Nel frattempo la sindaca del capoluogo catalano e leader di Barcelona en Comù, Ada Colau, è riuscita nei giorni scorsi a incassare l’approvazione del bilancio con un’ampia maggioranza. A favore hanno votato non solo gli 11 consiglieri della sua coalizione di centrosinistra, ma anche i 5 di ERC e i 4 del Partito Socialista Catalano.

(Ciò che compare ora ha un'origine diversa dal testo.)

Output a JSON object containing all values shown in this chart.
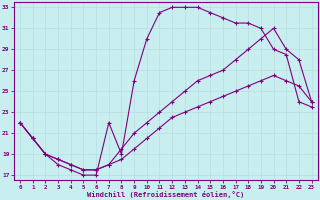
{
  "xlabel": "Windchill (Refroidissement éolien,°C)",
  "xlim": [
    -0.5,
    23.5
  ],
  "ylim": [
    16.5,
    33.5
  ],
  "xticks": [
    0,
    1,
    2,
    3,
    4,
    5,
    6,
    7,
    8,
    9,
    10,
    11,
    12,
    13,
    14,
    15,
    16,
    17,
    18,
    19,
    20,
    21,
    22,
    23
  ],
  "yticks": [
    17,
    19,
    21,
    23,
    25,
    27,
    29,
    31,
    33
  ],
  "bg_color": "#c8eef0",
  "line_color": "#800080",
  "grid_color": "#b8dde0",
  "series1_x": [
    0,
    1,
    2,
    3,
    4,
    5,
    6,
    7,
    8,
    9,
    10,
    11,
    12,
    13,
    14,
    15,
    16,
    17,
    18,
    19,
    20,
    21,
    22,
    23
  ],
  "series1_y": [
    22,
    20.5,
    19,
    18,
    17.5,
    17,
    17,
    22,
    19,
    26,
    30,
    32.5,
    33,
    33,
    33,
    32.5,
    32,
    31.5,
    31.5,
    31,
    29,
    28.5,
    24,
    23.5
  ],
  "series2_x": [
    0,
    1,
    2,
    3,
    4,
    5,
    6,
    7,
    8,
    9,
    10,
    11,
    12,
    13,
    14,
    15,
    16,
    17,
    18,
    19,
    20,
    21,
    22,
    23
  ],
  "series2_y": [
    22,
    20.5,
    19,
    18.5,
    18,
    17.5,
    17.5,
    18,
    18.5,
    19.5,
    20.5,
    21.5,
    22.5,
    23,
    23.5,
    24,
    24.5,
    25,
    25.5,
    26,
    26.5,
    26,
    25.5,
    24
  ],
  "series3_x": [
    0,
    1,
    2,
    3,
    4,
    5,
    6,
    7,
    8,
    9,
    10,
    11,
    12,
    13,
    14,
    15,
    16,
    17,
    18,
    19,
    20,
    21,
    22,
    23
  ],
  "series3_y": [
    22,
    20.5,
    19,
    18.5,
    18,
    17.5,
    17.5,
    18,
    19.5,
    21,
    22,
    23,
    24,
    25,
    26,
    26.5,
    27,
    28,
    29,
    30,
    31,
    29,
    28,
    24
  ]
}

In maniera contraria si sono invece espressi i gruppi di destra e centro-destra – Convergenza Democratica, Partito Popolare e Ciutadans – mentre i tre consiglieri della sinistra indipendentista si sono astenuti dopo aver strappato alla giunta un aumento della spesa sociale di alcuni milioni di euro rispetto al provvedimento inizialmente presentato da Ada Colau. La Cup ha ottenuto l’impegno formale a municipalizzare i servizi pubblici di base privatizzati dalla precedente giunta guidata da Convergenza Democratica, l’elaborazione di un elenco di appartamenti vuoti sui quali intervenire, un maggior impegno nel contrasto alla “femminizzazione della povertà” e a favore dell’integrazione dei migranti senza documenti. “Briciole”, ha ammesso la stessa Cup la quale ha denunciato che il nuovo bilancio comunale è in forte continuità con quello del governo precedente di centro-destra, senza quei sostanziali cambiamenti che pure BEC e Ada Colau avevano annunciato.

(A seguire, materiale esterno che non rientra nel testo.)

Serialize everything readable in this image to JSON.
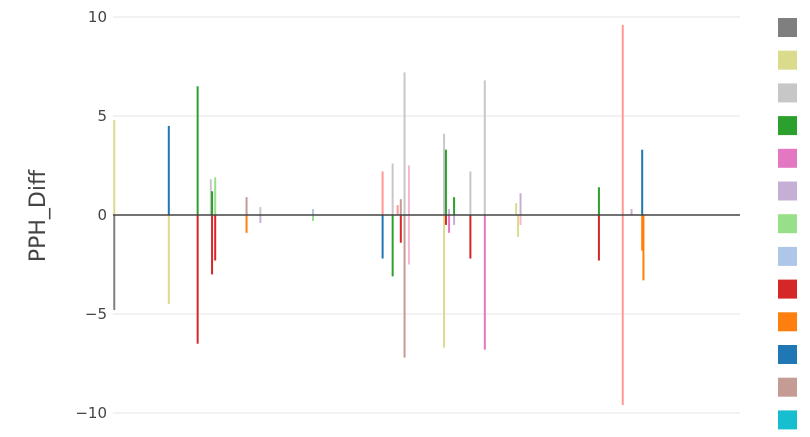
{
  "chart_data": {
    "type": "bar",
    "title": "",
    "xlabel": "",
    "ylabel": "PPH_Diff",
    "ylim": [
      -10.3,
      10.3
    ],
    "yticks": [
      {
        "value": 10,
        "label": "10"
      },
      {
        "value": 5,
        "label": "5"
      },
      {
        "value": 0,
        "label": "0"
      },
      {
        "value": -5,
        "label": "−5"
      },
      {
        "value": -10,
        "label": "−10"
      }
    ],
    "grid": true,
    "x_labels_shown": false,
    "x_range": [
      0,
      100
    ],
    "legend_position": "right",
    "legend_colors": [
      "#7f7f7f",
      "#dbdb8d",
      "#c7c7c7",
      "#2ca02c",
      "#e377c2",
      "#c5b0d5",
      "#98df8a",
      "#aec7e8",
      "#d62728",
      "#ff7f0e",
      "#1f77b4",
      "#c49c94",
      "#17becf"
    ],
    "bars": [
      {
        "x": 0.2,
        "value": 4.8,
        "color": "#dbdb8d"
      },
      {
        "x": 0.2,
        "value": -4.8,
        "color": "#7f7f7f"
      },
      {
        "x": 8.9,
        "value": 4.5,
        "color": "#1f77b4"
      },
      {
        "x": 8.9,
        "value": -4.5,
        "color": "#dbdb8d"
      },
      {
        "x": 13.5,
        "value": 6.5,
        "color": "#2ca02c"
      },
      {
        "x": 13.5,
        "value": -6.5,
        "color": "#d62728"
      },
      {
        "x": 15.6,
        "value": 1.8,
        "color": "#c7c7c7"
      },
      {
        "x": 15.8,
        "value": 1.2,
        "color": "#2ca02c"
      },
      {
        "x": 15.8,
        "value": -3.0,
        "color": "#d62728"
      },
      {
        "x": 16.3,
        "value": 1.9,
        "color": "#98df8a"
      },
      {
        "x": 16.3,
        "value": -2.3,
        "color": "#d62728"
      },
      {
        "x": 21.3,
        "value": 0.9,
        "color": "#c49c94"
      },
      {
        "x": 21.3,
        "value": -0.9,
        "color": "#ff7f0e"
      },
      {
        "x": 23.5,
        "value": 0.4,
        "color": "#c7c7c7"
      },
      {
        "x": 23.5,
        "value": -0.4,
        "color": "#c5b0d5"
      },
      {
        "x": 31.9,
        "value": 0.3,
        "color": "#aec7e8"
      },
      {
        "x": 31.9,
        "value": -0.3,
        "color": "#98df8a"
      },
      {
        "x": 43.0,
        "value": 2.2,
        "color": "#ff9896"
      },
      {
        "x": 43.0,
        "value": -2.2,
        "color": "#1f77b4"
      },
      {
        "x": 44.6,
        "value": 2.6,
        "color": "#c7c7c7"
      },
      {
        "x": 44.6,
        "value": -3.1,
        "color": "#2ca02c"
      },
      {
        "x": 45.4,
        "value": 0.5,
        "color": "#ff9896"
      },
      {
        "x": 45.9,
        "value": 0.8,
        "color": "#c49c94"
      },
      {
        "x": 45.9,
        "value": -1.4,
        "color": "#d62728"
      },
      {
        "x": 46.5,
        "value": 7.2,
        "color": "#c7c7c7"
      },
      {
        "x": 46.5,
        "value": -7.2,
        "color": "#c49c94"
      },
      {
        "x": 47.2,
        "value": 2.5,
        "color": "#f7b6d2"
      },
      {
        "x": 47.2,
        "value": -2.5,
        "color": "#f7b6d2"
      },
      {
        "x": 52.8,
        "value": 4.1,
        "color": "#c7c7c7"
      },
      {
        "x": 52.8,
        "value": -6.7,
        "color": "#dbdb8d"
      },
      {
        "x": 53.1,
        "value": 3.3,
        "color": "#2ca02c"
      },
      {
        "x": 53.1,
        "value": -0.5,
        "color": "#d62728"
      },
      {
        "x": 53.6,
        "value": 0.3,
        "color": "#c5b0d5"
      },
      {
        "x": 53.6,
        "value": -0.9,
        "color": "#e377c2"
      },
      {
        "x": 54.4,
        "value": 0.9,
        "color": "#2ca02c"
      },
      {
        "x": 54.4,
        "value": -0.5,
        "color": "#c5b0d5"
      },
      {
        "x": 57.0,
        "value": 2.2,
        "color": "#c7c7c7"
      },
      {
        "x": 57.0,
        "value": -2.2,
        "color": "#d62728"
      },
      {
        "x": 59.3,
        "value": 6.8,
        "color": "#c7c7c7"
      },
      {
        "x": 59.3,
        "value": -6.8,
        "color": "#e377c2"
      },
      {
        "x": 64.3,
        "value": 0.6,
        "color": "#dbdb8d"
      },
      {
        "x": 64.6,
        "value": -1.1,
        "color": "#dbdb8d"
      },
      {
        "x": 65.0,
        "value": 1.1,
        "color": "#c5b0d5"
      },
      {
        "x": 65.0,
        "value": -0.5,
        "color": "#f7b6d2"
      },
      {
        "x": 77.5,
        "value": 1.4,
        "color": "#2ca02c"
      },
      {
        "x": 77.5,
        "value": -2.3,
        "color": "#d62728"
      },
      {
        "x": 81.3,
        "value": 9.6,
        "color": "#ff9896"
      },
      {
        "x": 81.3,
        "value": -9.6,
        "color": "#ff9896"
      },
      {
        "x": 82.7,
        "value": 0.3,
        "color": "#c5b0d5"
      },
      {
        "x": 84.4,
        "value": 3.3,
        "color": "#1f77b4"
      },
      {
        "x": 84.4,
        "value": -1.8,
        "color": "#ff7f0e"
      },
      {
        "x": 84.6,
        "value": -3.3,
        "color": "#ff7f0e"
      }
    ]
  }
}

La Cup non è invece riuscita a ottenere dall’amministrazione lo scioglimento della brigata antisommossa della Polizia Municipale, protagonista negli ultimi anni di numerosi episodi repressivi. La misura, ha promesso l’amministrazione, verrà adottata forse a maggio.
Esquerra ha invece ottenuto il finanziamento per la linea 9 della metropolitana e i socialisti altri investimenti. Una convergenza, quella tra BEC (Podemos più centro-sinistra catalano), repubblicani e socialisti che sembra prefigurare un allargamento del governo cittadino a queste due ultime forze, che Ada Colau ha esplicitamente invitato ad entrare nella maggioranza che la sostiene.